In Myth and Place I wrote about the use of myth to give a sense of where a game takes place. For escapist role-playing games it is important that the setting is made distinct from mundane places. Whether it is a campy romp through space, a heroic tale of sword and sorcery, or a Victorian horror thriller, myth is required to separate the in-game setting from the real-life context that it exists within. Often, but not necessarily, this is done through religious myth in particular.
Every Dungeons and Dragons game I have played in relies heavily on its pantheon. Whether it is an original concept created by the DM or the deities of Greyhawk detailed in the official resource books, the gods always seem to matter in D&D. This isn’t as much the case with other systems, such as most World of Darkness variants (except Scion where everyone is a demigod). But whenever religious myth matters at all in one of these fictional game settings, I find that it tends to serve very similar purposes to the mythology of real religions but with much different weightings and outcomes. And if the DM isn’t making religious myth enough of a big deal, sometimes the players will start to fill in the gaps.
In our real-life religions we tend to rely on the pedagogical and sociological functions of myth more heavily than the mystical and cosmological. In plain terms, most people don’t reach for their Bible or their Quran first when trying to explain the physical properties of matter. Many of us do, however, go straight to the stories within those books to define the right way to live, what is right and what is wrong, and what kind of values ought to be enshrined in the rules by which our societies operate. This is not to say that all of us have entirely abandoned the cosmological and mystical functions of our respective religious mythologies, but that we have a tendency to spend more time seeking answers about the human experience than about the concrete physical realities of the world.
In the realms of fantasy fiction, though, we lean much more heavily on religious myth to explain the exotic cosmology and the mystical aspect to make the setting feel different than the world we actually live in. We don’t seek answers to big life questions from our fantasy pantheons. We seek theatrical intervention, plot advancement, and a coherent explanation of the physical world the characters inhabit. Moral and ethical frameworks matter in interactive role playing games, but without a sustained focus in the roleplaying those big questions can easily take a back seat to looking into the settings religious mythology for how to do about smiting ghouls and skeletons with divine light or effectively leveraging the force or whatever it is the player characters are trying to accomplish at the time. Campbell’s four functions are still there, but the emphasis is different.

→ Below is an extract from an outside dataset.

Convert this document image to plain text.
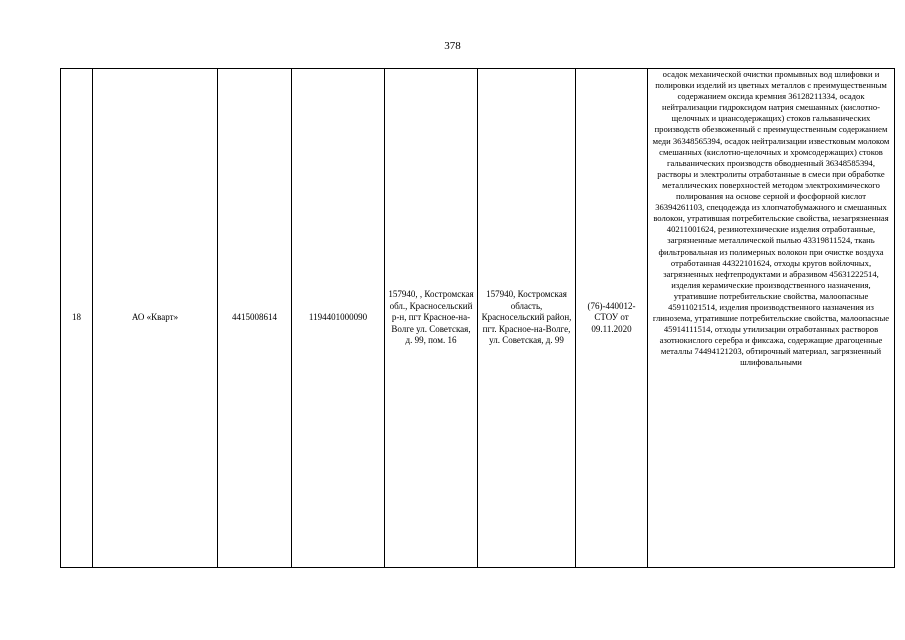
378
18	АО «Кварт»	4415008614	1194401000090	157940, , Костромская обл., Красносельский р-н, пгт Красное-на-Волге ул. Советская, д. 99, пом. 16	157940, Костромская область, Красносельский район, пгт. Красное-на-Волге, ул. Советская, д. 99	(76)-440012-СТОУ от 09.11.2020	осадок механической очистки промывных вод шлифовки и полировки изделий из цветных металлов с преимущественным содержанием оксида кремния 36128211334, осадок нейтрализации гидроксидом натрия смешанных (кислотно-щелочных и циансодержащих) стоков гальванических производств обезвоженный с преимущественным содержанием меди 36348565394, осадок нейтрализации известковым молоком смешанных (кислотно-щелочных и хромсодержащих) стоков гальванических производств обводненный 36348585394, растворы и электролиты отработанные в смеси при обработке металлических поверхностей методом электрохимического полирования на основе серной и фосфорной кислот 36394261103, спецодежда из хлопчатобумажного и смешанных волокон, утратившая потребительские свойства, незагрязненная 40211001624, резинотехнические изделия отработанные, загрязненные металлической пылью 43319811524, ткань фильтровальная из полимерных волокон при очистке воздуха отработанная 44322101624, отходы кругов войлочных, загрязненных нефтепродуктами и абразивом 45631222514, изделия керамические производственного назначения, утратившие потребительские свойства, малоопасные 45911021514, изделия производственного назначения из глинозема, утратившие потребительские свойства, малоопасные 45914111514, отходы утилизации отработанных растворов азотнокислого серебра и фиксажа, содержащие драгоценные металлы 74494121203, обтирочный материал, загрязненный шлифовальными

An interesting thing happened in the World of Darkness campaign I am a player in. The Asylum setting lends itself to stories with a Gothic fiction feel rather than those which prominently feature interventionist gods. Initially, the dominant religion in the setting was just there to make life feel complete; the first mention of it being when my character decided to make seasonally appropriate holiday decorations for her kids as something to do while waiting for other events to play out. Over the course of the campaign, religion has become a central focus and the mystical function has taken on a much bigger role than the sociological. This was not something that we were shepherded into. On the contrary, one of our players almost single-handedly dragged the religious myth of the settings from the margins into the spotlight. The character, in her self-appointed role of priestess in a tabletop system where spellcasting clerics aren’t actually a thing, picked up on religious myth and ran with it so far that it has become part of the canon. Now our characters look to their religious mythology for answers to physical phenomena. This is a fine example emergent gameplay at the RPG table, and I love it. And so, while a highly detailed and original pantheon may not be required for every interstellar mission or dungeon delve, this is not something we can afford to ignore in an open-ended campaign. God only knows what can happen when players engage with the religious mythologies of fictional universes.